I spent the wonder years of my life playing with Apple ][s, TRS-80s, and a few other things that ran their own versions of BASIC. Eventually, after *years* of begging my parents, I got a Tandy 1000HX for Christmas - and it was off to the races. In between Global War games and ahem file sharing on BBSs and every single game Sierra produced with a title ending in "Quest", I was writing more BASIC programs to solve nothing in particular. Once I hit middle school, it was Borland's Turbo Pascal where I really started writing "real" programs, mostly to help me get my math homework done more quickly. :) Once high school hit I graduated to Turbo C and C++, and once I got pointers figured out it was all over - programming was what I wanted to do, and (hopefully) eventually get paid for it.
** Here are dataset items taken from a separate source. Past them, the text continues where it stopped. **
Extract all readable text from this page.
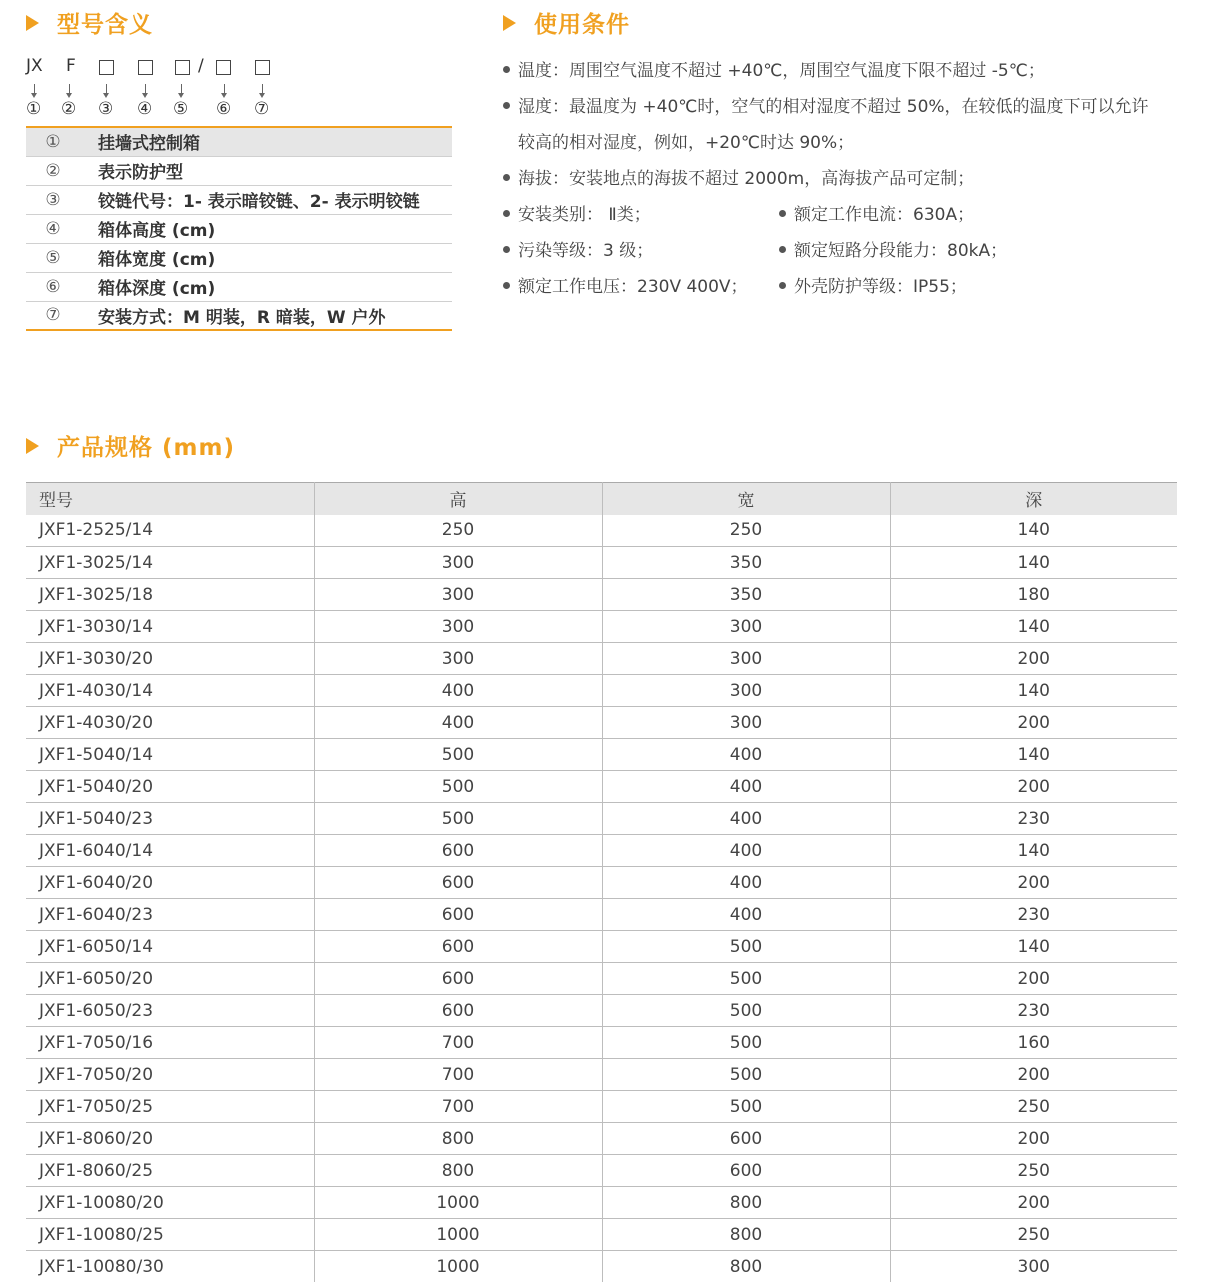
型号含义
JX F	/
① ② ③ ④ ⑤ ⑥ ⑦
①	挂墙式控制箱
②	表示防护型
③	铰链代号：1- 表示暗铰链、2- 表示明铰链
④	箱体高度 (cm)
⑤	箱体宽度 (cm)
⑥	箱体深度 (cm)
⑦	安装方式：M 明装，R 暗装，W 户外
使用条件
温度：周围空气温度不超过 +40℃，周围空气温度下限不超过 -5℃；
湿度：最温度为 +40℃时，空气的相对湿度不超过 50%，在较低的温度下可以允许
较高的相对湿度，例如，+20℃时达 90%；
海拔：安装地点的海拔不超过 2000m，高海拔产品可定制；
安装类别： Ⅱ类；
污染等级：3 级；
额定工作电压：230V 400V；
额定工作电流：630A；
额定短路分段能力：80kA；
外壳防护等级：IP55；
产品规格 (mm)
型号	高	宽	深
JXF1-2525/14	250	250	140
JXF1-3025/14	300	350	140
JXF1-3025/18	300	350	180
JXF1-3030/14	300	300	140
JXF1-3030/20	300	300	200
JXF1-4030/14	400	300	140
JXF1-4030/20	400	300	200
JXF1-5040/14	500	400	140
JXF1-5040/20	500	400	200
JXF1-5040/23	500	400	230
JXF1-6040/14	600	400	140
JXF1-6040/20	600	400	200
JXF1-6040/23	600	400	230
JXF1-6050/14	600	500	140
JXF1-6050/20	600	500	200
JXF1-6050/23	600	500	230
JXF1-7050/16	700	500	160
JXF1-7050/20	700	500	200
JXF1-7050/25	700	500	250
JXF1-8060/20	800	600	200
JXF1-8060/25	800	600	250
JXF1-10080/20	1000	800	200
JXF1-10080/25	1000	800	250
JXF1-10080/30	1000	800	300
That led to me attending Virginia Tech as a Computer Science major, interning at Nortel (which gave me my first taste of cubicle life while I got use the brand new Perl 5 to parse Excel files), spending my summers at Walt Disney World as a World Famous Jungle Cruise skipper, eventually graduating in May of 2000 as an Interdisciplinary Studies major, with Computer Science and Business minors. From there, I managed to land a job with Microsoft, as a Developer Support Professional, debugging IIS/ASP Classic hangs and crashes along with fixing just about every way a sysadmin could break an IIS 3,4, or 5 installation. I did manage to write one of the most popular KB articles of the IIS 5 cycle, for whatever THAT'S worth these days. While I was there, Microsoft launched a new development platform, the .Net Framework (perhaps you heard of it?). I was able to take a few internal training classes while .Net 1.0 was still in prerelease - and my programming bug was reborn.
After I left Microsoft, I bounced around a few different companies as a software consultant in North Carolina, one of which was good enough to pay for me to attend PDC 2003, which led me to start blogging actively, most (if not all) of which has been migrated to this here blog. However, I was always keeping an eye out for jobs back in the NYC area, and was finally able to return to join the cadre of NYC financial company developers with Credit Suisse. I had started to tire of the years of contact work though, and the lack of health insurance made me feel like I needed to wear a hard hat 24/7 - so I looked for "full time" work, and found it at Avanade.
I've worked with Avanade since 2006 (minus a short break to build a website for Barnes & Noble), and I'm still there now, as a Software Development Manager in the Information Worker space - also known as SharePoint work. As anyone that's launched a new SharePoint install at a company of any size, they can tell you that it's 50% development and 50% soft-skills work to get people to actually USE the darn thing. It can be frustrating work to be sure, but it's still as satisfying as ever to finally hit that "problem solved" moment.